将代码从 REST API v3.1 迁移到 v3.2

项目
04/15/2024

语音转文本 REST API 用于批量听录和自定义语音识别。本文介绍版本 3.1 到 3.2 的更改内容。

重要

语音转文本 REST API v3.2 以预览版提供。语音转文本 REST API v3.1 已正式发布。语音转文本 REST API v3.0 将于 2026 年 4 月 1 日停用。有关详细信息，请参阅语音转文本 REST API v3.0 到 v3.1 和 v3.1 到 v3.2 迁移指南。

基础路径

必须在代码中将基础路径从 /speechtotext/v3.1 更新为 /speechtotext/v3.2-preview.2。例如，若要获取 eastus 区域中的基础模型，请使用 https://eastus.api.cognitive.microsoft.com/speechtotext/v3.2-preview.2/models/base 而非 https://eastus.api.cognitive.microsoft.com/speechtotext/v3.1/models/base。

有关详细信息，请参阅本指南后面的操作 ID。

批量听录

重要

新定价对通过语音转文本 REST API v3.2 进行的批量听录有效。
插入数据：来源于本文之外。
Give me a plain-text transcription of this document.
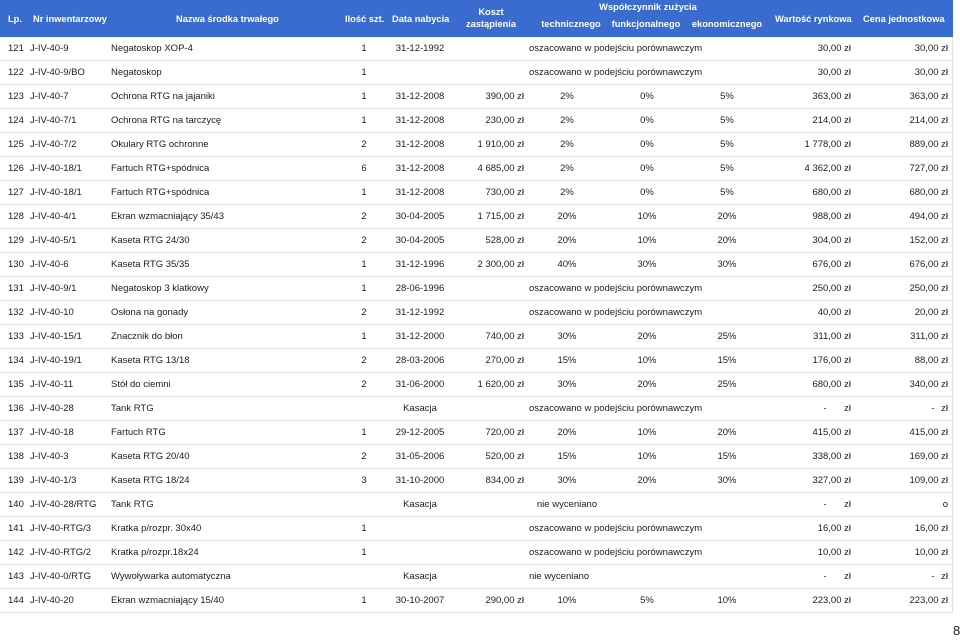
Lp. Nr inwentarzowy	Nazwa środka trwałego	Ilość szt. Data nabycia
Koszt
zastąpienia
Współczynnik zużycia
technicznego	funkcjonalnego	ekonomicznego	Wartość rynkowa Cena jednostkowa
121 J-IV-40-9	Negatoskop XOP-4	1	31-12-1992	oszacowano w podejściu porównawczym	30,00 zł	30,00 zł
122 J-IV-40-9/BO	Negatoskop	1	oszacowano w podejściu porównawczym	30,00 zł	30,00 zł
123 J-IV-40-7	Ochrona RTG na jajaniki	1	31-12-2008	390,00 zł	2%	0%	5%	363,00 zł	363,00 zł
124 J-IV-40-7/1	Ochrona RTG na tarczycę	1	31-12-2008	230,00 zł	2%	0%	5%	214,00 zł	214,00 zł
125 J-IV-40-7/2	Okulary RTG ochronne	2	31-12-2008	1 910,00 zł	2%	0%	5%	1 778,00 zł	889,00 zł
126 J-IV-40-18/1	Fartuch RTG+spódnica	6	31-12-2008	4 685,00 zł	2%	0%	5%	4 362,00 zł	727,00 zł
127 J-IV-40-18/1	Fartuch RTG+spódnica	1	31-12-2008	730,00 zł	2%	0%	5%	680,00 zł	680,00 zł
128 J-IV-40-4/1	Ekran wzmacniający 35/43	2	30-04-2005	1 715,00 zł	20%	10%	20%	988,00 zł	494,00 zł
129 J-IV-40-5/1	Kaseta RTG 24/30	2	30-04-2005	528,00 zł	20%	10%	20%	304,00 zł	152,00 zł
130 J-IV-40-6	Kaseta RTG 35/35	1	31-12-1996	2 300,00 zł	40%	30%	30%	676,00 zł	676,00 zł
131 J-IV-40-9/1	Negatoskop 3 klatkowy	1	28-06-1996	oszacowano w podejściu porównawczym	250,00 zł	250,00 zł
132 J-IV-40-10	Osłona na gonady	2	31-12-1992	oszacowano w podejściu porównawczym	40,00 zł	20,00 zł
133 J-IV-40-15/1	Znacznik do błon	1	31-12-2000	740,00 zł	30%	20%	25%	311,00 zł	311,00 zł
134 J-IV-40-19/1	Kaseta RTG 13/18	2	28-03-2006	270,00 zł	15%	10%	15%	176,00 zł	88,00 zł
135 J-IV-40-11	Stół do ciemni	2	31-06-2000	1 620,00 zł	30%	20%	25%	680,00 zł	340,00 zł
136 J-IV-40-28	Tank RTG	Kasacja	oszacowano w podejściu porównawczym	- zł	- zł
137 J-IV-40-18	Fartuch RTG	1	29-12-2005	720,00 zł	20%	10%	20%	415,00 zł	415,00 zł
138 J-IV-40-3	Kaseta RTG 20/40	2	31-05-2006	520,00 zł	15%	10%	15%	338,00 zł	169,00 zł
139 J-IV-40-1/3	Kaseta RTG 18/24	3	31-10-2000	834,00 zł	30%	20%	30%	327,00 zł	109,00 zł
140 J-IV-40-28/RTG Tank RTG	Kasacja	nie wyceniano	- zł	o
141 J-IV-40-RTG/3 Kratka p/rozpr. 30x40	1	oszacowano w podejściu porównawczym	16,00 zł	16,00 zł
142 J-IV-40-RTG/2 Kratka p/rozpr.18x24	1	oszacowano w podejściu porównawczym	10,00 zł	10,00 zł
143 J-IV-40-0/RTG Wywoływarka automatyczna	Kasacja	nie wyceniano	- zł	- zł
144 J-IV-40-20	Ekran wzmacniający 15/40	1	30-10-2007	290,00 zł	10%	5%	10%	223,00 zł	223,00 zł
8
有关详细信息，请参阅定价指南。

后向兼容性限制

请勿使用语音转文本 REST API v3.0 或 v3.1 检索通过语音转文本 REST API v3.2 创建的听录。你可能会看到如下错误消息：“此 API 版本不能用于访问此听录。请使用 API v3.2 或更高版本。”

语言识别模型

LanguageIdentificationMode 作为 candidateLocales 和 speechModelMapping 的同级添加到 LanguageIdentificationProperties。可用于语言识别的模型为 Continuous 或 Single。连续语言识别是默认值。有关详细信息，请参阅语言识别。

Whisper 模型

Azure AI 语音现在通过语音转文本 REST API v3.2 支持 OpenAI 的 Whisper 模型。要了解详细信息，请查看创建批量听录指南。

注意

Azure OpenAI 服务还支持通过同步 REST API 使用 OpenAI 的 Whisper 模型的语音转文本功能。若要了解详细信息，请查看快速入门。请查看什么是耳语模型？，详细了解何时使用 Azure AI 语音与 Azure OpenAI 服务。

自定义语音

重要

如果基础模型是在 2023 年 10 月 1 日及以后创建的，则你需要支付自定义语音模型训练的费用。如果基础模型是在 2023 年 10 月之前创建的，则无需支付训练费用。有关详细信息，请参阅 Azure AI 语音定价。

若要以编程方式确定是在 2023 年 10 月 1 日之前还是 2023 年 10 月 1 日之后创建模型，请使用版本 3.2 中新增的 chargedForAdaptation 属性。

自定义显示文本格式设置

为支持使用自定义显示文本格式数据进行模型适应，Datasets_Create 操作支持 OutputFormatting 数据类型。有关详细信息，请参阅上传数据集。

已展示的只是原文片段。